Dimensionless parameter in fluid mechanics

The Kapitza number (Ka) is a dimensionless number named after the prominent Russian physicist Pyotr Kapitsa (Peter Kapitza). He provided the first extensive study of the ways in which a thin film of liquid flows down inclined surfaces. Expressed as the ratio of surface tension forces to inertial forces, the Kapitza number acts as an indicator of the hydrodynamic wave regime in falling liquid films.

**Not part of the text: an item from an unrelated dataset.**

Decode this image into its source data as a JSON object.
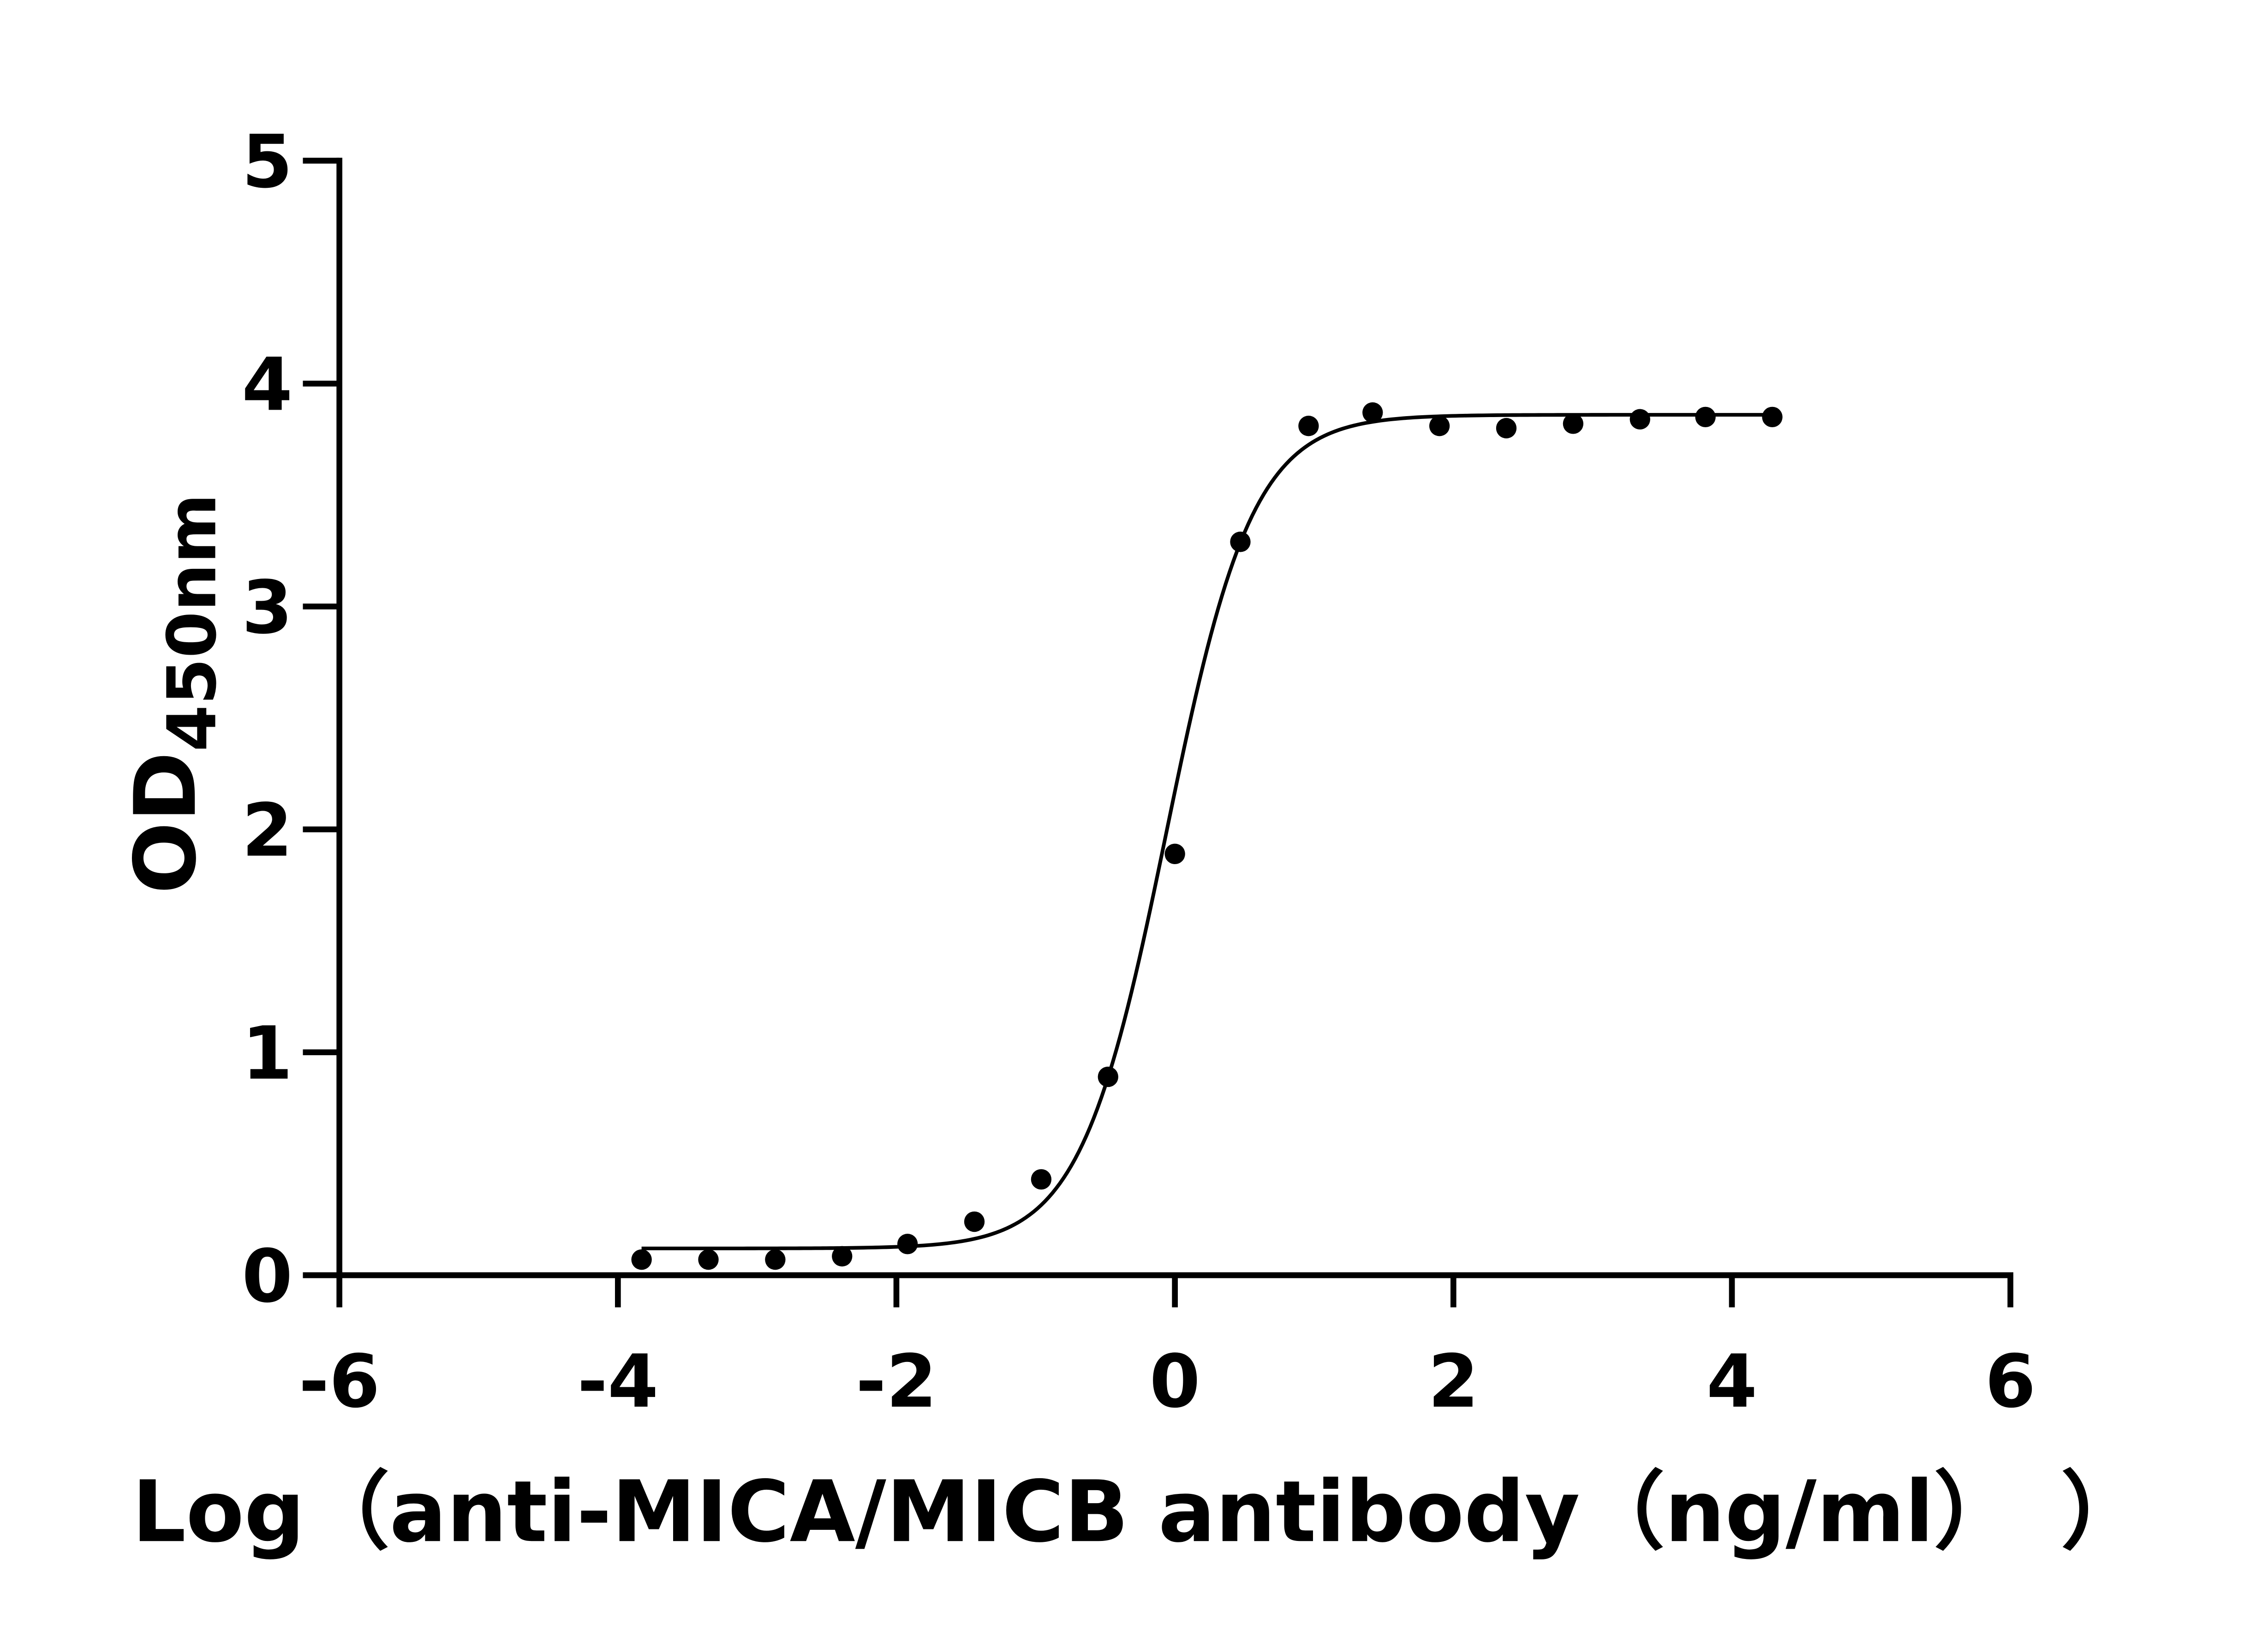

Liquid film behavior represents a subset of the more general class of free boundary problems. and is important in a wide range of engineering and technological applications such as evaporators, heat exchangers, absorbers, microreactors, small-scale electronics/microprocessor cooling schemes, air conditioning and gas turbine blade cooling.

After World War II Kapitza was removed from all his positions, including director of his Institute for Physical Problems, for refusing to work on nuclear weapons. He was at his country house and devised experiments to work on there, including his experiments on falling films of liquid.

Unlike most dimensionless numbers used in the study of fluid mechanics, the Kapitza number represents a material property, as it is formed by combining powers of the surface tension, density, gravitational acceleration and kinematic viscosity.

$\mathrm{Ka}=\frac{\sigma}{\rho(g\sin\beta)^{1/3}\nu^{4/3}}$
where σ is the surface tension (SI units: N/m), g is gravitational acceleration (m/s^{2}), ρ is density (kg/m^{3}), β is inclination angle (rad), and ν is kinematic viscosity (m^{2}/s).